A reforma urbana e o direito à cidade são temas transversais aos capítulos desenvolvidos neste livro. Em termos de estrutura, o volume está subdividido em três partes. A primeira parte é constituída pelos capítulos "Metrópole como negócio e precarização da vida cotidiana" e "Desigualdade socioeconômica, vulnerabilidade e negação ao direito à cidade", escritos, respectivamente, por José da Silva e Maria Clelia Costa. No primeiro, Silva analisa Fortaleza a partir do movimento da Reforma Urbana, inclusive o Estatuto da Cidade. Já Costa discute o impacto das políticas econômicas e sociais na qualidade de vida da população.
A segunda parte traz à tona o debate acerca do planejamento e dos instrumentos urbanísticos. No capítulo escrito por Renato Pequeno, "Conflitos e contradições nos processos de planejamento urbano em Fortaleza: regimes urbanos, regulamentação seletiva e governança conflituosa", os regimes urbanos serão explicados à luz da crítica ao Estado e ao modelo de governança. Nos dois capítulos seguintes, "A atual defesa das ZEIS em Fortaleza: da organização comunitária à articulação em rede e os embates institucionais" e "A ZEIS como instrumento da reforma urbana", sob responsabilidade de Valeria Pinheiro e Joisa Barroso, respectivamente, atenção será dada às formas pelas quais as ZEIS foram pensadas.

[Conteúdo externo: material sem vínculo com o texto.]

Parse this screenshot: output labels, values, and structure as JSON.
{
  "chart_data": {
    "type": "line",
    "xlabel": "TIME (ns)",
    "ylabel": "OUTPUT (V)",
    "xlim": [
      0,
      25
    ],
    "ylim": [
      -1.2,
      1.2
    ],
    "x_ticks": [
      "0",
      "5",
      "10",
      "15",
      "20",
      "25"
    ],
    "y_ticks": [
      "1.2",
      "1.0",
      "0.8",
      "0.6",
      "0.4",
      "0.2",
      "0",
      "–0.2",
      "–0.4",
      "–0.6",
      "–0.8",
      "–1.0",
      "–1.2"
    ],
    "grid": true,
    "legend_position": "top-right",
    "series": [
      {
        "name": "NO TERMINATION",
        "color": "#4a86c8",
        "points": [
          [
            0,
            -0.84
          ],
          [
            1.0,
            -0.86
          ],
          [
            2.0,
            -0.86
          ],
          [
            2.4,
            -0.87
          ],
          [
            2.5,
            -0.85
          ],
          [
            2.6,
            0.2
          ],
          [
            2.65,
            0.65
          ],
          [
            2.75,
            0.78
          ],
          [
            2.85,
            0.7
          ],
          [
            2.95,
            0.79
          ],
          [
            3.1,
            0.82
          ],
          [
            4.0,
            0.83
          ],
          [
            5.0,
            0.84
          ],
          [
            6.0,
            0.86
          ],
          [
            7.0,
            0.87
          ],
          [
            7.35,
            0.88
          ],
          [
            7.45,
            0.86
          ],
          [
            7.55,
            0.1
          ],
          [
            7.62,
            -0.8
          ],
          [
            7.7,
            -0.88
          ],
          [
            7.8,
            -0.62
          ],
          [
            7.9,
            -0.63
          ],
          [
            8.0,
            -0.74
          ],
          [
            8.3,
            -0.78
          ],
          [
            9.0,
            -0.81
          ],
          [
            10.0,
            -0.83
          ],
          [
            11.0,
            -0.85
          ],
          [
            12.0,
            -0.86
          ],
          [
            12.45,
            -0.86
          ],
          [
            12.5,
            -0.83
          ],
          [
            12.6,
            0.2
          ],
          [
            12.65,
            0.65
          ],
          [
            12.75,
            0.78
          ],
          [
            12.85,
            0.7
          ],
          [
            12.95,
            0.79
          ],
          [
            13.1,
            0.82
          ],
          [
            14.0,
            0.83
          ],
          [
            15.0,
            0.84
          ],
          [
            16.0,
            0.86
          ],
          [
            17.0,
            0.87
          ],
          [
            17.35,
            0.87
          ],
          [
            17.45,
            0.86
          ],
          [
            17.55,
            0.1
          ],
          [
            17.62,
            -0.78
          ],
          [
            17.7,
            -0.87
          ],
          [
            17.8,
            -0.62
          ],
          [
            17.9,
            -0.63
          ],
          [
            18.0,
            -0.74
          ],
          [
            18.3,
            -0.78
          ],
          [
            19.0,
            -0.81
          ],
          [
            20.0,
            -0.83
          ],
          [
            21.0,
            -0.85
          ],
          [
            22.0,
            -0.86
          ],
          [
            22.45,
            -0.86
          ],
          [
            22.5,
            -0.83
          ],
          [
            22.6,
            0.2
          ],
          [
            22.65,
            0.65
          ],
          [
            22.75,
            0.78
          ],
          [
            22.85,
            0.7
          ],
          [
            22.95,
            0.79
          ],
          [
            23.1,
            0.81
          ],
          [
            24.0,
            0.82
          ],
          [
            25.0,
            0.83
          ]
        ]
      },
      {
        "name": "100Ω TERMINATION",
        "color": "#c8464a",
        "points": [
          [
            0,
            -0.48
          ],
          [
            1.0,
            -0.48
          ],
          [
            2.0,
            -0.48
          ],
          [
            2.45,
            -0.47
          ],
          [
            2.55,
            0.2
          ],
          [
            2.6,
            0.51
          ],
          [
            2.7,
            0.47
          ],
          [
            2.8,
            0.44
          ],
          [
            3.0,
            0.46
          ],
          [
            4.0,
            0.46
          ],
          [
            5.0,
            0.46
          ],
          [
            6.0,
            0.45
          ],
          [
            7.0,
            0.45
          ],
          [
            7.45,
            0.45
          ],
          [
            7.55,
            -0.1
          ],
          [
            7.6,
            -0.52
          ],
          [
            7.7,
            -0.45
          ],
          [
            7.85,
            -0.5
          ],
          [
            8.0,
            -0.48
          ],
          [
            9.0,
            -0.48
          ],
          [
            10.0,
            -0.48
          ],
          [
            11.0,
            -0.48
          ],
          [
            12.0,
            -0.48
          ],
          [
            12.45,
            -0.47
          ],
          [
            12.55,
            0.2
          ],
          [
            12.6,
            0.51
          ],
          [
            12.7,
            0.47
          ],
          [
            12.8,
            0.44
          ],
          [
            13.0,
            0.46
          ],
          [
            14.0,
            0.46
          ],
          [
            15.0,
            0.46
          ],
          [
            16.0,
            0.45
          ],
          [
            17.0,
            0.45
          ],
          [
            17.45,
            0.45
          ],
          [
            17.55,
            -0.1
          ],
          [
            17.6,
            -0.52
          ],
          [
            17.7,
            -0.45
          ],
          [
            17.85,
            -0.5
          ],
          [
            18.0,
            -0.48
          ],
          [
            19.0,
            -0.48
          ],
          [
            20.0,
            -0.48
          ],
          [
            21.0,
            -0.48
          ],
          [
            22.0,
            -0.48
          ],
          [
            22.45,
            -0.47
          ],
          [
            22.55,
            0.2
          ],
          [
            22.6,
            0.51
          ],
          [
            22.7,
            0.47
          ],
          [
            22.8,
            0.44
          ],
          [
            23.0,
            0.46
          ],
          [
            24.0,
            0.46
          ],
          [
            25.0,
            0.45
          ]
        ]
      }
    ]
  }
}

Para finalizar esta parte, Eduardo Machado et al apresenta "O direito à cidade na trajetória do movimento popular-comunitário no século XXI: questões teórico-empíricas a partir do caso do Grande Bom Jardim, Fortaleza, Ceará", onde expõe como o direito à cidade foi compreendido em diferentes processos e momentos.
Na terceira e última parte, três capítulos indicam temas centrais para superar as desigualdades em Fortaleza. O capítulo de Alexsandra Muniz, "Economia urbana e mercado de trabalho em Fortaleza no contexto de pandemia da Covid-19", enfrenta o tema das transformações no mundo do trabalho. Escrito por Eustógio Dantas et al, Lazeres, "Lazeres, turismo e o direito à vida na cidade de Fortaleza", contribui ao discutir o processo de reprodução da cidade de Fortaleza na sua frente marítima. Por último, em tema contemporâneo, Iara Gomes escreve o capítulo "Desafios e novas possibilidades para a produção de alimentos na metrópole", demonstrando a importância das metrópoles no processo de consumo e produção de alimentos.
Organização: Alexandre Queiroz Pereira (UFC) e Maria Clelia Lustosa Costa (UFC)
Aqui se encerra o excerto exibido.